“Abbiamo corrotto qualche pubblico ministero, qualche procuratore generale, e abbiamo aggiustato qualche processo molto importante”. Era il marzo del 2016 e l’ex boss Carmelo D’Amico, deponendo al processo a carico di Enrico Fumia per l’omicidio di Antonino “Ninì” Rottino, ucciso nella faida interna ai mazzarroti, nel 2016, così cominciò le sue clamorose rivelazioni sulle “coperture” di cui godeva il clan di Barcellona.
Un capitolo oggi al vaglio degli investigatori, quello dei rapporti tra i barcellonesi, le istituzioni e la politica, in parte riversato in un primo atto visibile, l’avviso di garanzia all’ex PM di Barcellona Olindo Canali. Il magistrato è indagato per corruzione in atti giudiziari e ora sarà ascoltato dalla Procura di Reggio Calabria.
D’Amico lo ha accusato insieme ad un altro alto magistrato, dichiarando che Canali avrebbe ricevuto almeno 100 milioni di euro per “aggiustare” alcune posizioni. “La nostra organizzazione ha aggiustato diversi processi, abbiamo corrotto qualche giudizio di cui ne ho parlato, abbiamo corrotto qualche pubblico ministero, qualche procuratore generale e abbiamo aggiustato qualche processo molto importante e quindi c’era possibilità che io sarei potuto uscire dal carcere…”, ha detto D’Amico nel 2016 rispondendo in aula alle domande del PM Francesco Massara.
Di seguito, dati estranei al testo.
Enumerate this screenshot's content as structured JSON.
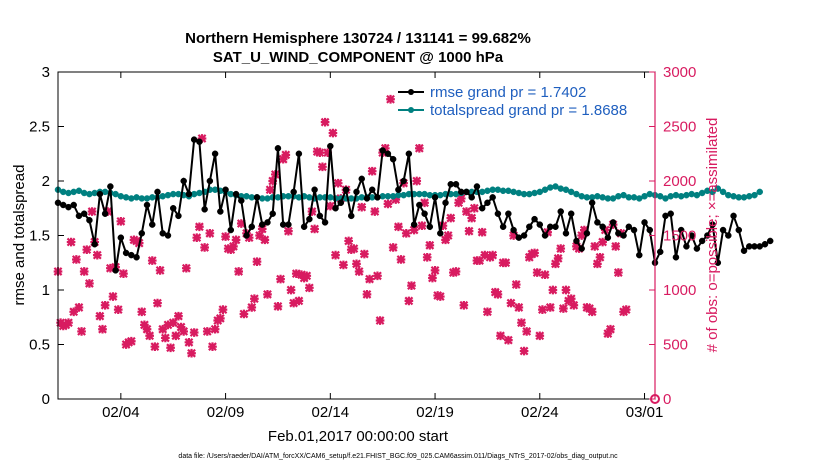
{
  "chart_data": {
    "type": "line",
    "title": "Northern Hemisphere 130724 / 131141 = 99.682%",
    "subtitle": "SAT_U_WIND_COMPONENT @ 1000 hPa",
    "xlabel": "Feb.01,2017 00:00:00 start",
    "ylabel_left": "rmse and totalspread",
    "ylabel_right": "# of obs: o=possible; ×=assimilated",
    "xlim": [
      1,
      29.5
    ],
    "ylim_left": [
      0,
      3
    ],
    "ylim_right": [
      0,
      3000
    ],
    "x_ticks": [
      4,
      9,
      14,
      19,
      24,
      29
    ],
    "x_tick_labels": [
      "02/04",
      "02/09",
      "02/14",
      "02/19",
      "02/24",
      "03/01"
    ],
    "y_left_ticks": [
      0,
      0.5,
      1,
      1.5,
      2,
      2.5,
      3
    ],
    "y_left_tick_labels": [
      "0",
      "0.5",
      "1",
      "1.5",
      "2",
      "2.5",
      "3"
    ],
    "y_right_ticks": [
      0,
      500,
      1000,
      1500,
      2000,
      2500,
      3000
    ],
    "y_right_tick_labels": [
      "0",
      "500",
      "1000",
      "1500",
      "2000",
      "2500",
      "3000"
    ],
    "x_start": 1,
    "x_step": 0.25,
    "series": [
      {
        "name": "rmse grand pr = 1.7402",
        "color": "#000000",
        "axis": "left",
        "values": [
          1.8,
          1.78,
          1.76,
          1.78,
          1.68,
          1.7,
          1.64,
          1.42,
          1.88,
          1.7,
          1.95,
          1.18,
          1.48,
          1.34,
          1.32,
          1.3,
          1.52,
          1.78,
          1.6,
          1.9,
          1.52,
          1.5,
          1.75,
          1.68,
          2.0,
          1.88,
          2.38,
          2.36,
          1.74,
          2.0,
          2.25,
          1.72,
          1.92,
          1.55,
          1.88,
          1.82,
          1.5,
          1.58,
          1.85,
          1.6,
          1.62,
          1.7,
          2.3,
          1.6,
          1.6,
          1.9,
          2.25,
          1.58,
          1.65,
          1.92,
          1.68,
          1.62,
          2.32,
          1.75,
          1.8,
          1.92,
          1.68,
          1.9,
          2.02,
          1.84,
          1.92,
          1.85,
          2.28,
          2.25,
          2.2,
          1.92,
          2.0,
          2.25,
          1.6,
          1.78,
          1.7,
          1.58,
          1.85,
          1.52,
          1.8,
          1.97,
          1.97,
          1.9,
          1.9,
          1.85,
          1.95,
          1.75,
          1.8,
          1.85,
          1.7,
          1.58,
          1.7,
          1.55,
          1.48,
          1.5,
          1.58,
          1.65,
          1.6,
          1.5,
          1.58,
          1.58,
          1.72,
          1.52,
          1.7,
          1.45,
          1.38,
          1.52,
          1.8,
          1.62,
          1.58,
          1.48,
          1.62,
          1.52,
          1.5,
          1.58,
          1.55,
          1.32,
          1.62,
          1.55,
          1.25,
          1.35,
          1.68,
          1.7,
          1.3,
          1.55,
          1.4,
          1.5,
          1.38,
          1.45,
          1.5,
          1.6,
          1.25,
          1.55,
          1.5,
          1.68,
          1.55,
          1.36,
          1.4,
          1.4,
          1.4,
          1.42,
          1.45
        ]
      },
      {
        "name": "totalspread grand pr = 1.8688",
        "color": "#008080",
        "axis": "left",
        "values": [
          1.92,
          1.9,
          1.89,
          1.9,
          1.91,
          1.89,
          1.88,
          1.89,
          1.9,
          1.9,
          1.89,
          1.88,
          1.86,
          1.85,
          1.84,
          1.85,
          1.84,
          1.84,
          1.85,
          1.85,
          1.86,
          1.87,
          1.88,
          1.88,
          1.87,
          1.86,
          1.88,
          1.89,
          1.9,
          1.92,
          1.92,
          1.91,
          1.9,
          1.88,
          1.87,
          1.86,
          1.86,
          1.85,
          1.85,
          1.84,
          1.84,
          1.85,
          1.85,
          1.86,
          1.86,
          1.86,
          1.85,
          1.86,
          1.85,
          1.84,
          1.85,
          1.85,
          1.85,
          1.84,
          1.84,
          1.84,
          1.84,
          1.84,
          1.85,
          1.85,
          1.85,
          1.85,
          1.86,
          1.86,
          1.86,
          1.87,
          1.87,
          1.88,
          1.88,
          1.88,
          1.88,
          1.87,
          1.87,
          1.87,
          1.88,
          1.88,
          1.88,
          1.89,
          1.9,
          1.9,
          1.9,
          1.9,
          1.91,
          1.92,
          1.92,
          1.91,
          1.91,
          1.9,
          1.89,
          1.88,
          1.88,
          1.89,
          1.9,
          1.92,
          1.94,
          1.95,
          1.93,
          1.92,
          1.9,
          1.88,
          1.86,
          1.85,
          1.85,
          1.86,
          1.85,
          1.84,
          1.84,
          1.86,
          1.87,
          1.85,
          1.85,
          1.84,
          1.86,
          1.88,
          1.87,
          1.86,
          1.84,
          1.86,
          1.87,
          1.86,
          1.87,
          1.88,
          1.87,
          1.89,
          1.91,
          1.9,
          1.93,
          1.9,
          1.87,
          1.86,
          1.85,
          1.85,
          1.86,
          1.87,
          1.9
        ]
      },
      {
        "name": "# obs assimilated",
        "color": "#d81b60",
        "axis": "right",
        "values": [
          1170,
          700,
          670,
          680,
          700,
          1440,
          800,
          1280,
          840,
          620,
          1170,
          1370,
          1060,
          1720,
          1440,
          1320,
          760,
          640,
          860,
          1720,
          1200,
          940,
          1210,
          820,
          1630,
          1150,
          500,
          520,
          530,
          1460,
          1450,
          1430,
          800,
          680,
          640,
          580,
          1270,
          480,
          880,
          1180,
          640,
          560,
          680,
          470,
          700,
          580,
          760,
          660,
          620,
          1200,
          520,
          420,
          610,
          1480,
          1580,
          2390,
          1390,
          620,
          1520,
          480,
          640,
          720,
          740,
          820,
          1490,
          1380,
          1370,
          1400,
          1460,
          1170,
          1610,
          780,
          1520,
          1480,
          840,
          920,
          1260,
          1500,
          1560,
          1460,
          960,
          1920,
          2000,
          2060,
          850,
          1100,
          2200,
          2240,
          1540,
          1000,
          880,
          1150,
          900,
          1140,
          1110,
          1130,
          1020,
          1720,
          1560,
          2270,
          2260,
          2130,
          2540,
          2260,
          1770,
          2440,
          1320,
          1980,
          1840,
          1230,
          1920,
          1450,
          1370,
          1380,
          1240,
          1170,
          1760,
          1330,
          960,
          1100,
          2090,
          1720,
          1130,
          720,
          2260,
          2300,
          1790,
          2750,
          1390,
          1830,
          1580,
          1280,
          1980,
          1520,
          900,
          1040,
          1550,
          2000,
          2300,
          1590,
          1800,
          1300,
          1410,
          1110,
          1180,
          950,
          940,
          1590,
          1460,
          1500,
          1660,
          1160,
          1170,
          1800,
          1840,
          860,
          1720,
          1540,
          1660,
          1750,
          1270,
          1270,
          1530,
          1320,
          800,
          1300,
          1320,
          980,
          960,
          580,
          1250,
          1250,
          540,
          880,
          1500,
          1050,
          840,
          700,
          440,
          620,
          1300,
          1330,
          1340,
          1160,
          580,
          820,
          1140,
          1530,
          840,
          1000,
          1240,
          1290,
          1380,
          830,
          1000,
          900,
          920,
          860,
          1400,
          1380,
          1500,
          1550,
          840,
          830,
          800,
          1400,
          1240,
          1300,
          1440,
          1550,
          600,
          640,
          1600,
          1400,
          1160,
          1520,
          800,
          820,
          0
        ],
        "_note": "markers only"
      }
    ],
    "obs_x_start": 1,
    "obs_x_step": 0.125,
    "obs_end_marker": {
      "x": 29.5,
      "value": 0,
      "label": "o"
    },
    "legend": [
      "rmse grand pr = 1.7402",
      "totalspread grand pr = 1.8688"
    ],
    "legend_location": "top-right",
    "legend_text_color": "#1f5fbf",
    "footer": "data file: /Users/raeder/DAI/ATM_forcXX/CAM6_setup/f.e21.FHIST_BGC.f09_025.CAM6assim.011/Diags_NTrS_2017-02/obs_diag_output.nc",
    "colors": {
      "axis": "#000000",
      "right_axis": "#d81b60"
    }
  }
}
Il processo era quello per il triplice omicidio Geraci-Raimondo-Martino del 4 settembre 1993: alla stazione di Barcellona i tre ragazzi di Milazzo erano stati giustiziati perché “sconfinavano”a Barcellona per rubare. Autoaccusandosi del delitto, l’ex capo dell’ala militare di Cosa nostra del Longano ha raccontato di aver fatto arrivare a Canali una parte di quel denaro, quando si occupava del caso come applicato di DDA, insieme ad un altro collega.
L’aggiustamento, secondo D’Amico, si sarebbe concretizzato nella ritrattazione della moglie di una delle vittime che prima aveva detto di aver riconosciuto il boss nel gruppo di fuoco, poi ritrattò in aula. E in alcuni passaggi procedurali compiuti da Canali. Il tramite? Sarebbe stato il medico Salvatore Rugolo, genero del boss Giuseppe Gullotti, consulente del Tribunale di Barcellona, morto in un incidente stradale nel 2008: i freni della sua jeep smisero di funzionare mentre tornava da Tripi. L’altro processo per il quale ora si vaglia la posizione di Canali, alla luce delle dichiarazioni di D’Amico, riguarda l’omicidio del giornalista Beppe Alfano.
Proprio il Pm di Monza portò a compimento l’imputazione e il processo terminato con la condanna a 30 anni di Gullotti come mandante del delitto. Un verdetto diventato definitivo, ad oggi l’unico che individua un responsabile per quel delitto. Proprio la posizione di Gullotti fu poi al centro di un memoriale scritto da Canali nel quale il PM esprimeva alcune considerazioni personali, mai riversate in alcun atto giudiziario, sulla effettiva responsabilità di Gullotti. Memoriale diventato pubblico e costato un primo procedimento allo stesso Canali.
Sul delitto Alfano, D’Amico era stato ascoltato anche al processo sulla trattativa Stato-Mafia: ha raccontato di sapere chi ha ucciso il giornalista, ed aveva lanciato pesanti strali nei confronti di Angelino Alfano e Renato Schifani. Adesso i magistrati calabresi peseranno l’effettiva bontà delle dichiarazioni di D’Amico, che quel giorno del 2016, in Corte d’Assise a Messina, proseguiva così: “La nostra associazione era molto ramificata a livello politico, a livello istituzionale, era una delle più potenti che c’era in Sicilia diciamo la cosca barcellonese e anche molto sanguinaria.. Noi abbiamo fatto… siamo arrivati anche sin Cassazione a sistemare un processo.. un processo molto noto, abbiamo corrotto un giudice di Cassazione, che sono andato personalmente io insieme a Pietro Mazzagatti Nicola, e abbiamo corrotto questo giudice nativo, si Santa Lucia… le dico questo, nativo di Santa Lucia del Mela e che risiede a Roma, abbiamo… comunque per questo le dico che io ero sicuro di uscire, perché sapevo che avevamo anche l’appoggio in Cassazione di questo giudice corrotto che era in Cassazione”.